The need for a new car, the desire to own a home or a sudden emergency can lead to an unwise decision. Hasty choices are something to avoid when it involves borrowed money. The refusal to consider future ramifications can have dire financial consequences. Here are three examples of loans that have fewer requirements for acceptance but offer little long-term benefits.
Short term loans are something that anyone with a regular, provable income can receive. The largest amount offered for these loans is usually $1,000 or less, and some companies offer only up to $500. The lenders typically work with people that are in a financial bind and need immediate cash to repair a car, prevent disconnection of a utility, or another similar type of rushed situation.
There is government oversight of the loans and the lenders do explain the details on their websites about fees, interest rates and repayment dates. The borrowers that do not read the details could get themselves into even more financial trouble. The lenders do not make certain the borrowers have the means to repay the loans, and the repayments can begin the following week.
The amount is often due in full, along with the fees, in a month or less. Someone that lives paycheck to paycheck will struggle to pay the interest rates that basically amount to a 400 percent annual interest rate, according to the Consumer Financial Protection Bureau.
Adjustable Rate loans
Borrowers that seek out larger loans and want a faster option than many mortgage lenders offer, will typically look at adjustable rate loans for a more efficient response and a lower initial payment. Some people benefit from an adjustable rate loan, specifically those that know they can pay off the amount or refinance within a few years when the interest rate increases. The loan is also for borrowers secure in their ability to stay employed at the same salary, or higher with a large savings account.

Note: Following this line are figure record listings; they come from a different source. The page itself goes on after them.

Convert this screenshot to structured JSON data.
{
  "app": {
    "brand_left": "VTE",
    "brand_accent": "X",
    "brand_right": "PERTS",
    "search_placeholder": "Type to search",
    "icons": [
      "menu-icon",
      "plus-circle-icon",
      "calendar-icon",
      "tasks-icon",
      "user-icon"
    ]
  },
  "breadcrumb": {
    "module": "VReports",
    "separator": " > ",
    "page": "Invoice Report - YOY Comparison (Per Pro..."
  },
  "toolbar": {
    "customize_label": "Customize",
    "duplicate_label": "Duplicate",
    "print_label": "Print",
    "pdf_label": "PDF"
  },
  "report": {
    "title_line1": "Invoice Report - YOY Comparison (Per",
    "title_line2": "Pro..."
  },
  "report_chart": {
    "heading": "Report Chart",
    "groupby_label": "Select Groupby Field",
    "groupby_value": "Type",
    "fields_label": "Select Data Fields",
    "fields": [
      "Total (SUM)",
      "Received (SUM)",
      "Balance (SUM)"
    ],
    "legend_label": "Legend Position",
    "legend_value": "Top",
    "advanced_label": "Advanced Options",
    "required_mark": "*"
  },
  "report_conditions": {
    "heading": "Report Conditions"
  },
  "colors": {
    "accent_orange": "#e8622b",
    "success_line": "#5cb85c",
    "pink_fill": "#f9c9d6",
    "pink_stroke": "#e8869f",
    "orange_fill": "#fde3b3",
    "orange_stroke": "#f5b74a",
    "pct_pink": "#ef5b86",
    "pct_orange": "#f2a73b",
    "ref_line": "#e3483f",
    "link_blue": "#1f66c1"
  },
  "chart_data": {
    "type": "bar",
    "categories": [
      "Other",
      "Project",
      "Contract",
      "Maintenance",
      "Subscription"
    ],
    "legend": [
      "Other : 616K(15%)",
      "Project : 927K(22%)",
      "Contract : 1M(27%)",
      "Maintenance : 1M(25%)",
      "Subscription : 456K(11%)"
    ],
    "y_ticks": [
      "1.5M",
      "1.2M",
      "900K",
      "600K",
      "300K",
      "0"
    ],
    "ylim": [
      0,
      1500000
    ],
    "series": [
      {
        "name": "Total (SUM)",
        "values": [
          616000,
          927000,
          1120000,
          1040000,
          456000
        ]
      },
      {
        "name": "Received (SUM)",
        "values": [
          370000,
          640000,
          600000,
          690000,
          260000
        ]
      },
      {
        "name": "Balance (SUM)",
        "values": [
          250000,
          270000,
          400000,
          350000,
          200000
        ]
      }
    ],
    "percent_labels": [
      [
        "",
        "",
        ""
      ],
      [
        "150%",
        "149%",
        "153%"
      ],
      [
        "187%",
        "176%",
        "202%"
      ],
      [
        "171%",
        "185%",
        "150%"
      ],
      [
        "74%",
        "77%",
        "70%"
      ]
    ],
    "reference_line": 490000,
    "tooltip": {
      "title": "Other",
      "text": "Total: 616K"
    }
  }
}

According to the financial experts at the Motley Fool, many people do not have the stability or savings for this to be the right loan choice for them. The instability of the real estate market and the job market can affect anyone, as can a period of financial insecurity due to a job loss. A fixed-rate mortgage makes it much easier to ensure an emergency savings account can cover expenses if a job loss. It is impossible to have that type of certainty with an adjustable rate loan.

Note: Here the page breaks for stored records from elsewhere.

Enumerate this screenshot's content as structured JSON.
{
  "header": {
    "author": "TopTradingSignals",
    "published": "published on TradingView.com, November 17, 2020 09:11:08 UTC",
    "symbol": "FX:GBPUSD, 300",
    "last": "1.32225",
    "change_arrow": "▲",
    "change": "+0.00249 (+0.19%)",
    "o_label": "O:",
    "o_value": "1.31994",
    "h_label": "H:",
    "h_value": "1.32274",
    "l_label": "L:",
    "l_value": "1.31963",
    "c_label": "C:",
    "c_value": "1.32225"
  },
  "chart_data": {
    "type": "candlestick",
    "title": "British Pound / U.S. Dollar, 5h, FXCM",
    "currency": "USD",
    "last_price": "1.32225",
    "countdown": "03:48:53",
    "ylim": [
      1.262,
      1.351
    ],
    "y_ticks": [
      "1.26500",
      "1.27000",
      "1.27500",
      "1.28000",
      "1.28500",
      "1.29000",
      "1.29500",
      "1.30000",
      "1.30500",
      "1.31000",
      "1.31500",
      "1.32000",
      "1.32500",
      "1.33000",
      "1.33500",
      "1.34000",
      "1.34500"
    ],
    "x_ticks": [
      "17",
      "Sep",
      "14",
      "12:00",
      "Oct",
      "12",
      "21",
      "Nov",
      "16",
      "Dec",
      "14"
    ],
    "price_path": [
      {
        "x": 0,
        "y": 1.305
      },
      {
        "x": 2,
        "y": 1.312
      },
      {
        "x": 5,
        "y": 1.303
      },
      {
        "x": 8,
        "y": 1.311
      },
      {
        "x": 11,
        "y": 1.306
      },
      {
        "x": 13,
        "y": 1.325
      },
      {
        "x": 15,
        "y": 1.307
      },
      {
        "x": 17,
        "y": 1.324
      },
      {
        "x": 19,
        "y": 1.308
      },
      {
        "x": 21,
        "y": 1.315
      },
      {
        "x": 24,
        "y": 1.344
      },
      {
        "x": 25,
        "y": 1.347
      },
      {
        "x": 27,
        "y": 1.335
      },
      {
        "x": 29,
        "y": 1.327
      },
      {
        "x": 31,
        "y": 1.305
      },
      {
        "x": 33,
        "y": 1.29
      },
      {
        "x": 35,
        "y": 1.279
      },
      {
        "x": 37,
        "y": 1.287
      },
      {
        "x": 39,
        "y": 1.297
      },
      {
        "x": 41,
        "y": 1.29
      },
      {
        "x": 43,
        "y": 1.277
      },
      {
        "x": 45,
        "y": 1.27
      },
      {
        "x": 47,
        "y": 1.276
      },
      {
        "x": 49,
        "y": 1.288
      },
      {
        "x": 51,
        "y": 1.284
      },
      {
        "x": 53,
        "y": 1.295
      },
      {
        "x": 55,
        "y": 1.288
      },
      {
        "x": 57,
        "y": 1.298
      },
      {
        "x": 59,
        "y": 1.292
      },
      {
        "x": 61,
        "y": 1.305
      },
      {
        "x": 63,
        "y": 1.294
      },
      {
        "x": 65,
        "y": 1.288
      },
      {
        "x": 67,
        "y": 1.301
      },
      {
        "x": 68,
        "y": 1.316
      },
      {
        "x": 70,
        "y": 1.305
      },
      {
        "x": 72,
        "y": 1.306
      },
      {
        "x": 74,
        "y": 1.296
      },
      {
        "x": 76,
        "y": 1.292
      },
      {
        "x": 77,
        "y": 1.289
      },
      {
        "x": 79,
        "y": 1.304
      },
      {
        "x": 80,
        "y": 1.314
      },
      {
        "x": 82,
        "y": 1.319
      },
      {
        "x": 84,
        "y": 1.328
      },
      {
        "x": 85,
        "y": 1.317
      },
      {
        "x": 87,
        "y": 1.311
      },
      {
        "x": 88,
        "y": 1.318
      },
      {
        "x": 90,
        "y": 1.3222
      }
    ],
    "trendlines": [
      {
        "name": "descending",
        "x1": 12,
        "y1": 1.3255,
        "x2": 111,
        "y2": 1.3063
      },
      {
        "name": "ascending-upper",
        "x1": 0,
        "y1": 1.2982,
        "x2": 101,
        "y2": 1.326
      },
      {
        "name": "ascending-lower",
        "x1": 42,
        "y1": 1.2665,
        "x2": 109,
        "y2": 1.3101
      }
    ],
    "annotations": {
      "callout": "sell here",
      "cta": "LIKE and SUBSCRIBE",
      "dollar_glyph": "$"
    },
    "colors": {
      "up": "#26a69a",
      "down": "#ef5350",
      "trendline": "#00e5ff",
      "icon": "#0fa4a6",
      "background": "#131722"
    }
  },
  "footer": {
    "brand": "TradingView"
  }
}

Overdraft Protection Loans
Banks offer overdraft protection loans to many of their customers. The interest rates are often fair and there is no need to apply for credit with every use. It may sound as if this is the perfect option, but there are concerns.
Many banks charge a fee in addition to the interest on the borrowed amount. The fee is for every use of the account. For example, a bank customer that continuously uses their debit card over a weekend without the realization of their overdrawn account could face dozens of individual fees.
A bank may also cancel the account of a customer that overuses overdraft protection, and this could result in returned checks is some had not cleared at the time of the closure. Instead of relying on overdraft protection to get through a financial difficulty, visit a site like Loan Review HQ to see all the options available.
A few extra hours spent to review the loan options available can save borrowers a lot of money. The fees and interest rates between different lenders can vary even on the same types of loans. Always check all options before a final making and final decision.